All of us want an end to serious health worries, economic distress and dislocation. And those of us who are parents hope it will provide an education for our children and the prospect of a good job afterwards.
Australia’s universities have a crucial role to play in delivering a better future.
Universities are ideas factories; ideas that eventually become new industries, new jobs and new prosperity. Universities are important places where Australians, young and older, go to gain new skills, new insights and new job prospects.
Yet we’re in danger of blocking the ideas and innovation universities create, just when we need them more than ever.
New estimates suggest the future facing our universities, and the world-beating education and research they do, is bleaker than we first thought.
Updated modelling, based on the latest international student enrolment projections, tells us the sector now could lose between $3.1bn and $4.8bn in revenue. The previous estimate ranged between $3bn and $4.6bn.
And that is just for this year.
The outlook for the medium term is even more concerning: disruptions this year will have a domino effect for years to come.
For the first time, we now estimate revenue losses could total $16bn by 2023. That is based on a drop in international student revenue of 20 per cent this year, 40 per cent next year, 30 per cent the year after that, and 20 per cent in 2023.
The problem is that many international students will not be able to enrol and begin studies because of the travel bans.
That is no one’s fault, but it does cause continuing revenue problems for universities.
Those students who have not started this year will not continue to second year in 2021 and so on. That $16bn estimate is based on conservative assumptions including that the government may lift travel restrictions, allowing some international students to return.
So, in a sense, it is a best case.
These revenue losses pose stark consequences not only for universities but also for Australia’s ability to recover from this pandemic.
Eventually we will all suffer, one way or another.
While our universities are at the leading edge of so many areas of research, right now it is the many projects to help understand and fight COVID-19 that are at the forefront of everybody’s mind.
University researchers are contributing expert knowledge to shape and inform the pandemic response right up to those decisions being made at national cabinet.
Australians can be rightly proud of our role in the huge global effort to find a vaccine.
The first man to set foot on the moon, Neil Armstrong, said: “Research is creating new knowledge.”

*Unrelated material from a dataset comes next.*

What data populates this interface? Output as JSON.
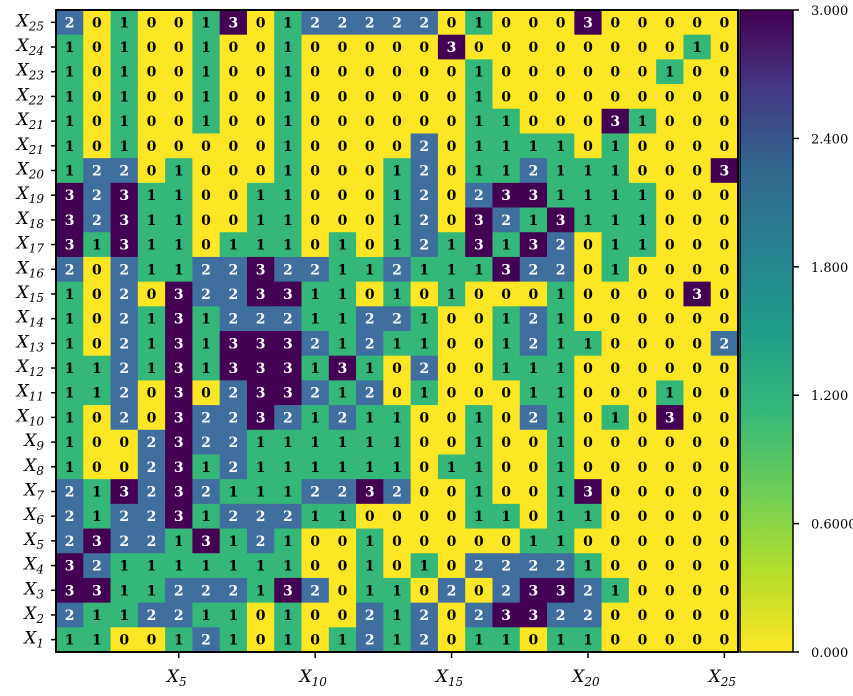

That knowledge is the raw material that makes new ideas, new technologies and entire new industries that will generate economic success and create the new jobs vital to Australia’s future national recovery.
Without extra government help, we know for sure that there will be many fewer of these skilled researchers in work in one, two or even three years from now.
Imagine the potential that will be lost. Imagine the jobs and industries that will not be created.
We know that investment in research pays off. Recent analysis by Deloitte Access Economics tells us that for every $1 invested in higher education $5 comes back into gross domestic product.
University collaborations with business generated $12.8bn and supported 38,500 full-time jobs across the country in 2018-19.
That ongoing contribution to the economy has been thrown into uncertainty by COVID-19 at the time we will need it most.
Independent estimates show that between $3.3bn and $3.5bn of university R&D capability is at risk this year alone. And this is not a single-year problem.
Another $3.5bn is expected to be at risk next year, and more still beyond that.
COVID-19 has fundamentally changed our collective hopes and dreams for the future. Our assumptions about our personal health, safety and wellbeing have been seriously challenged. Jobs thought to have been secure have disappeared. Financial uncertainty has become an unhappy fact of life for many households across the nation.
A key pathway to restoring jobs and growth in the economy, to finding treatments and vaccines for COVID-19, to reimagining a way of life after the pandemic, is through the R&D work that happens inside universities.
That vital research is performed by an army of workers who live next door and across the road. They may be your family, friends and neighbours.
Their work will help guide us to a better future.
Universities are doing everything they can to address the financial impacts from COVID-19. But no sector can lose $16bn in four years without serious consequences.
Which is why we again urge government to reinvest in research and reinvest in the knowledge that drives progress and jobs.
Catriona Jackson is chief executive of Universities Australia.